Health and Behavior
DEEP LEARNING FOR UNSTRUCTURED DATA ANALYTICS AND MINING
REU Scholar: Richard Gao
REU Scholar Home Institution: Rice University
REU Mentor: Xingquan Zhu, Ph.D.
Graph Learning For Network Data
Many datasets naturally lend themselves to be structured as graphs. Leveraging their topological information allows Graph Neural Networks (GNN) to outperform their non-graph based counterparts. However, most real world graph datasets are heterogeneous and cannot be processed by traditional GNNs due to inconsistent node and edge typing. In this presentation, we introduce a homogenizing pipeline that will allow us to modify these data sets to be compatible with current GNN technology. By choosing a specific metapath and nodetype, we can transform heterogeneous, single-labeled graph data into homogeneous, multi-labeled data that we can pass through traditional GNN structures.
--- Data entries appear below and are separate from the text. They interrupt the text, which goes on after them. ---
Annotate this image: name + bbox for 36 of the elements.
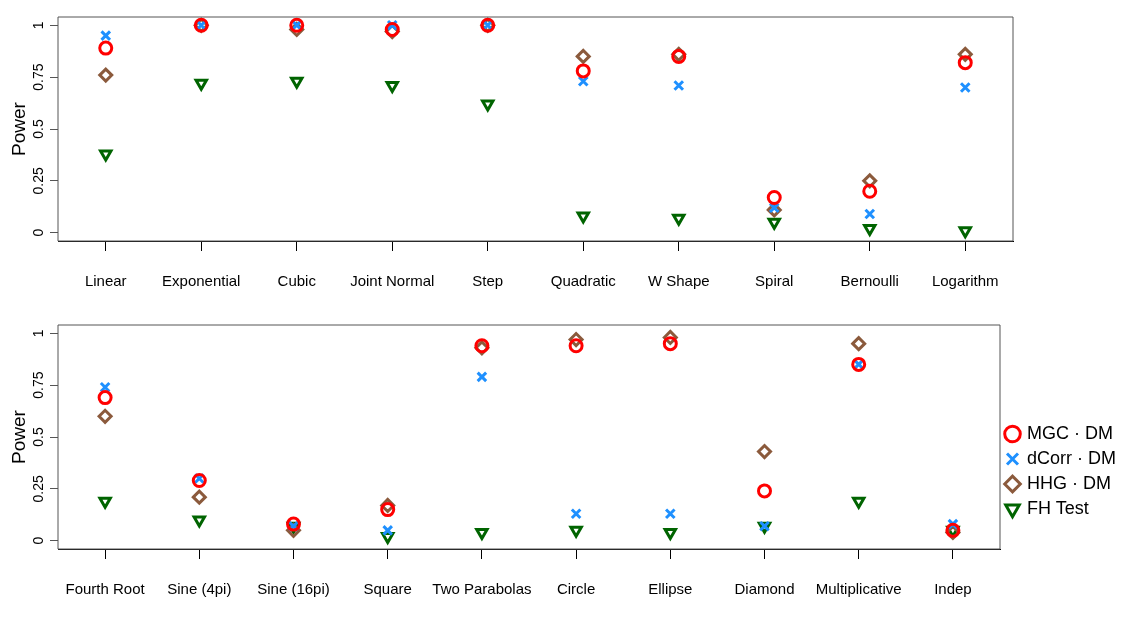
x-tick-label: Two Parabolas (432, 580, 532, 598)
x-tick-label: Bernoulli (840, 272, 899, 290)
x-tick-label: Diamond (734, 580, 795, 598)
y-tick-label: 0.25 (29, 167, 46, 195)
y-tick-label: 0.5 (29, 427, 46, 447)
y-tick-label: 0.75 (29, 371, 46, 399)
x-tick-label: Logarithm (931, 272, 999, 290)
x-tick-label: W Shape (647, 272, 710, 290)
x-tick-label: Linear (84, 272, 127, 290)
x-tick-label: Step (472, 272, 504, 290)
legend-label: HHG · DM (1027, 472, 1111, 493)
x-tick-label: Sine (16pi) (257, 580, 330, 598)
legend-label: FH Test (1027, 497, 1089, 518)
y-tick-label: 1 (29, 21, 46, 30)
x-tick-label: Fourth Root (65, 580, 146, 598)
y-tick-label: 0 (29, 536, 46, 545)
x-tick-label: Joint Normal (350, 272, 435, 290)
x-tick-label: Spiral (755, 272, 794, 290)
legend-label: MGC · DM (1027, 422, 1113, 443)
x-tick-label: Circle (556, 580, 596, 598)
x-tick-label: Quadratic (550, 272, 617, 290)
y-tick-label: 1 (29, 329, 46, 338)
legend-label: dCorr · DM (1027, 447, 1116, 468)
y-tick-label: 0.5 (29, 119, 46, 139)
x-tick-label: Square (363, 580, 412, 598)
y-axis-title: Power (7, 409, 29, 464)
x-tick-label: Ellipse (648, 580, 693, 598)
x-tick-label: Multiplicative (815, 580, 902, 598)
y-tick-label: 0.25 (29, 475, 46, 503)
x-tick-label: Cubic (277, 272, 317, 290)
y-tick-label: 0.75 (29, 63, 46, 91)
x-tick-label: Sine (4pi) (167, 580, 232, 598)
y-axis-title: Power (7, 101, 29, 156)
y-tick-label: 0 (29, 228, 46, 237)
x-tick-label: Indep (934, 580, 972, 598)
x-tick-label: Exponential (162, 272, 241, 290)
The multi-labeled nature of the transformed data requires us to adapt traditional, single-label classification models to scale to the multiple-labels, or create new, multi-label specific models. Then, by evaluating these different GNN architectures on the transformed heterogeneous graphs and comparing their performances, we can find the optimal architecture for the multi-label node classification task in the context of heterogeneous graphs.